TİGEM, 233 sayılı Kamu İktisadi Teşebbüsleri Hakkında KHK çerçevesinde tarım ve tarıma dayalı sanayinin ihtiyacı olan her türlü mal ve hizmetleri üretmekle görevli, tüzel kişiliğe sahip, faaliyetlerinde özerk ve sorumluluğu sermayesi ile sınırlı bir İktisadi Devlet Teşekkülüdür. 233 sayılı KHK‘nin 2. maddesine göre; İktisadi Devlet Teşekkülü, sermayesinin tamamı Devlete ait, iktisadi alanda ticari esaslara göre faaliyet göstermek üzere kurulan kamu iktisadi teşebbüsleridir. İDT‘ler iktisadi alanda ticari esaslara göre faaliyet göstermek üzere kurulduklarından, karlılık ve verimlilik ilkeleri doğrultusunda çalışırlar. Dolayısıyla işletmenin, ana statüsüne uygun olarak tohumluk ve damızlık üretimi yapamıyor olması ve ayrıca verimlilik ilkelerine aykırı olarak karlı çalışamıyor olması nedeniyle tasfiyesinin uygun olduğu görüşüne varılmıştır. Ancak işletmenin tasfiye edilme gerekçesi, sadece karlılık ve verimlilik esaslarına göre çalışamıyor olması ve bunun sağlanması için gerekli yatırımların yapılmamış olması değil, aynı zamanda 1999 depreminde işletmeye ait arazilerin şehir içinde kalması ve bu arazilere prefabrike konutların kurulmasıyla işletmenin ana statüsüne uygun olarak tohumluk ve damızlık üretimini yapabilmesi için gerekli olan optimal arazi büyüklüğünü kaybetmiş olmasıdır.

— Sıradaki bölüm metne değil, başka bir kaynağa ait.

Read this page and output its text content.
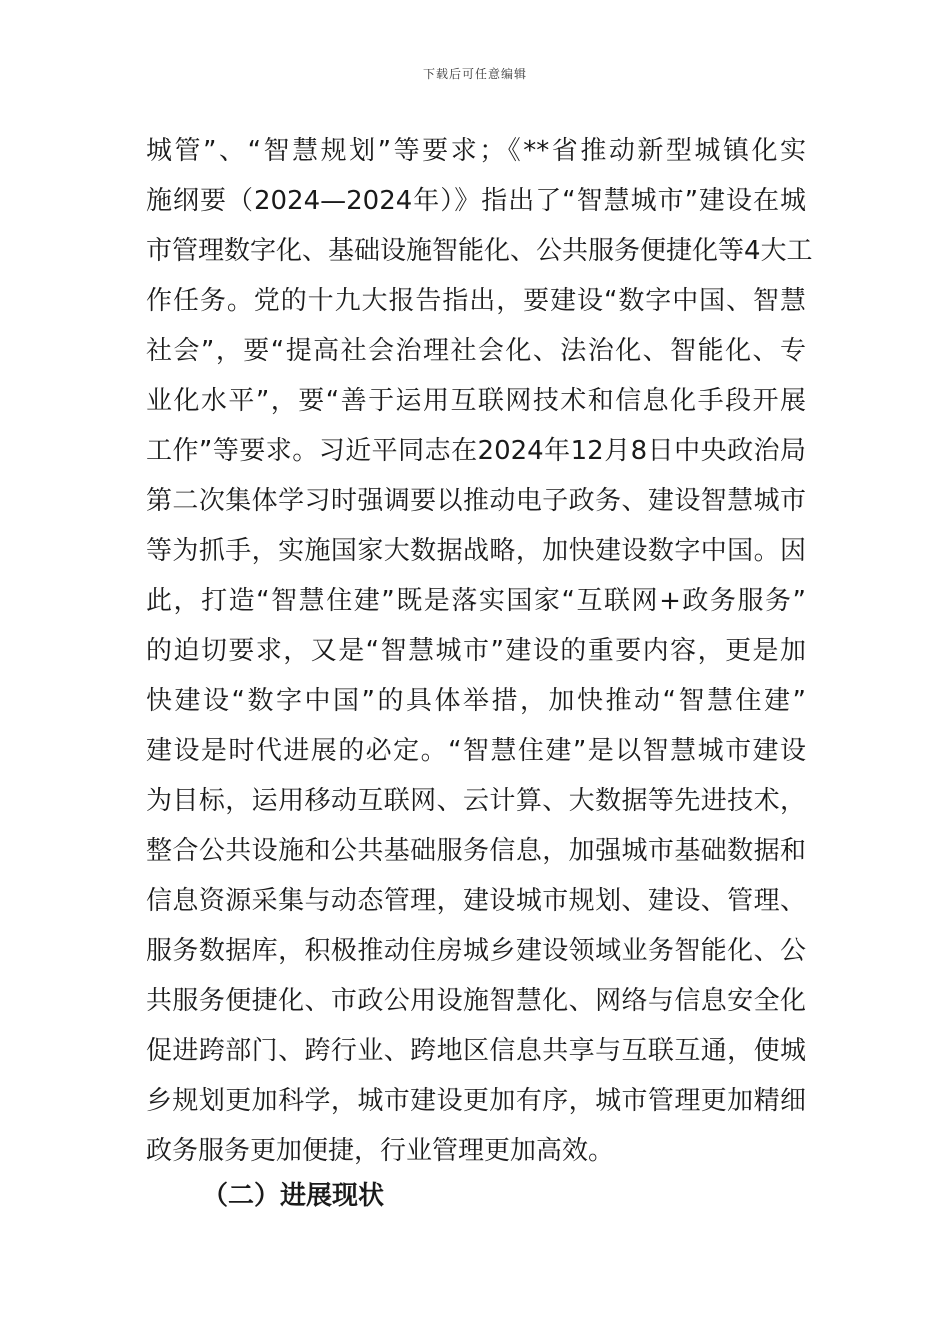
下载后可任意编辑
城管”、“智慧规划”等要求；《**省推动新型城镇化实
施纲要（2024—2024年）》指出了“智慧城市”建设在城
市管理数字化、基础设施智能化、公共服务便捷化等4大工
作任务。党的十九大报告指出，要建设“数字中国、智慧
社会”，要“提高社会治理社会化、法治化、智能化、专
业化水平”，要“善于运用互联网技术和信息化手段开展
工作”等要求。习近平同志在2024年12月8日中央政治局
第二次集体学习时强调要以推动电子政务、建设智慧城市
等为抓手，实施国家大数据战略，加快建设数字中国。因
此，打造“智慧住建”既是落实国家“互联网+政务服务”
的迫切要求，又是“智慧城市”建设的重要内容，更是加
快建设“数字中国”的具体举措，加快推动“智慧住建”
建设是时代进展的必定。“智慧住建”是以智慧城市建设
为目标，运用移动互联网、云计算、大数据等先进技术，
整合公共设施和公共基础服务信息，加强城市基础数据和
信息资源采集与动态管理，建设城市规划、建设、管理、
服务数据库，积极推动住房城乡建设领域业务智能化、公
共服务便捷化、市政公用设施智慧化、网络与信息安全化
促进跨部门、跨行业、跨地区信息共享与互联互通，使城
乡规划更加科学，城市建设更加有序，城市管理更加精细
政务服务更加便捷，行业管理更加高效。
（二）进展现状
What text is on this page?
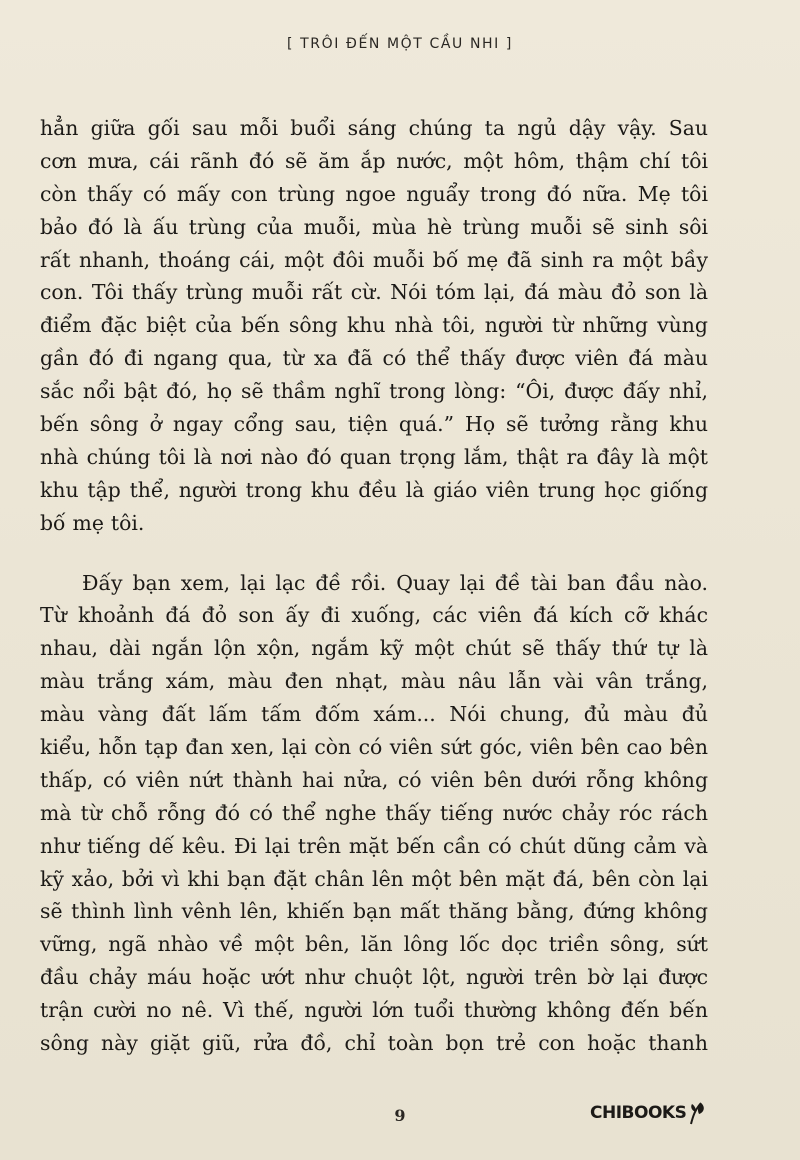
[ TRÔI ĐẾN MỘT CẦU NHI ]
hẳn giữa gối sau mỗi buổi sáng chúng ta ngủ dậy vậy. Sau
cơn mưa, cái rãnh đó sẽ ăm ắp nước, một hôm, thậm chí tôi
còn thấy có mấy con trùng ngoe nguẩy trong đó nữa. Mẹ tôi
bảo đó là ấu trùng của muỗi, mùa hè trùng muỗi sẽ sinh sôi
rất nhanh, thoáng cái, một đôi muỗi bố mẹ đã sinh ra một bầy
con. Tôi thấy trùng muỗi rất cừ. Nói tóm lại, đá màu đỏ son là
điểm đặc biệt của bến sông khu nhà tôi, người từ những vùng
gần đó đi ngang qua, từ xa đã có thể thấy được viên đá màu
sắc nổi bật đó, họ sẽ thầm nghĩ trong lòng: “Ôi, được đấy nhỉ,
bến sông ở ngay cổng sau, tiện quá.” Họ sẽ tưởng rằng khu
nhà chúng tôi là nơi nào đó quan trọng lắm, thật ra đây là một
khu tập thể, người trong khu đều là giáo viên trung học giống
bố mẹ tôi.
Đấy bạn xem, lại lạc đề rồi. Quay lại đề tài ban đầu nào.
Từ khoảnh đá đỏ son ấy đi xuống, các viên đá kích cỡ khác
nhau, dài ngắn lộn xộn, ngắm kỹ một chút sẽ thấy thứ tự là
màu trắng xám, màu đen nhạt, màu nâu lẫn vài vân trắng,
màu vàng đất lấm tấm đốm xám... Nói chung, đủ màu đủ
kiểu, hỗn tạp đan xen, lại còn có viên sứt góc, viên bên cao bên
thấp, có viên nứt thành hai nửa, có viên bên dưới rỗng không
mà từ chỗ rỗng đó có thể nghe thấy tiếng nước chảy róc rách
như tiếng dế kêu. Đi lại trên mặt bến cần có chút dũng cảm và
kỹ xảo, bởi vì khi bạn đặt chân lên một bên mặt đá, bên còn lại
sẽ thình lình vênh lên, khiến bạn mất thăng bằng, đứng không
vững, ngã nhào về một bên, lăn lông lốc dọc triền sông, sứt
đầu chảy máu hoặc ướt như chuột lột, người trên bờ lại được
trận cười no nê. Vì thế, người lớn tuổi thường không đến bến
sông này giặt giũ, rửa đồ, chỉ toàn bọn trẻ con hoặc thanh
9	CHIBOOKS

Dava konusu işlemle tasfiyesine ve Hazine‘ye devrine karar verilen Atatürk Tarım İşletmesi 1929 yılında kurulmuş olup, Devlet Ziraat İşletmeleri bünyesinde faaliyetini sürdürürken işletme, 1949 yılında 5433 sayılı yasa ile kurulan Devlet Üretme Çiftlikleri Genel Müdürlüğü bünyesine alınmış ve 1984 yılından itibaren Tarım İşletmeleri Genel Müdürlüğüne bağlı bir işletme olarak faaliyetini devam ettirmiştir. İşletmenin 1.220 dekar kültür altı, 1.760 dekar kültür dışı olmak üzere toplam 2.980 dekar büyüklüğünde arazi varlığı bulunmaktadır. İşletmenin tarım alanlarında, elma, zeytin yetiştiriciliği, seracılık, çiçekçilik, badem, zeytin, kiwi ve diğer meyve. fidancılığı, yem bitkileri üretimi yapılmıştır. Tarıma uygun olmayan alanlarında ise meşe, fıstık çamı, akça ağaç, kestane, çınar, kermes meşesi ve çalılık, makilik bulunmaktadır.

Atatürk Tarım İşletmesi zamanla il merkezi içinde, kuzeyde Marmara denizi, batıda ve güneyde Yalova - Çınarcık karayolu, doğuda il merkezi arasında kalmıştır. Bu nedenle Yüksek Planlama Kurulu‘nun 14.03.2005 tarih ve 2005/T-3 sayılı kararı ile tasfiye edilmiş ve bila bedel Milli Emlak Genel Müdürlüğüne teslim edilmiş olup, 19.08.2005 tarihi itibarıyla Atatürk Tarım İşletmesi Müdürlüğü kapatılmıştır.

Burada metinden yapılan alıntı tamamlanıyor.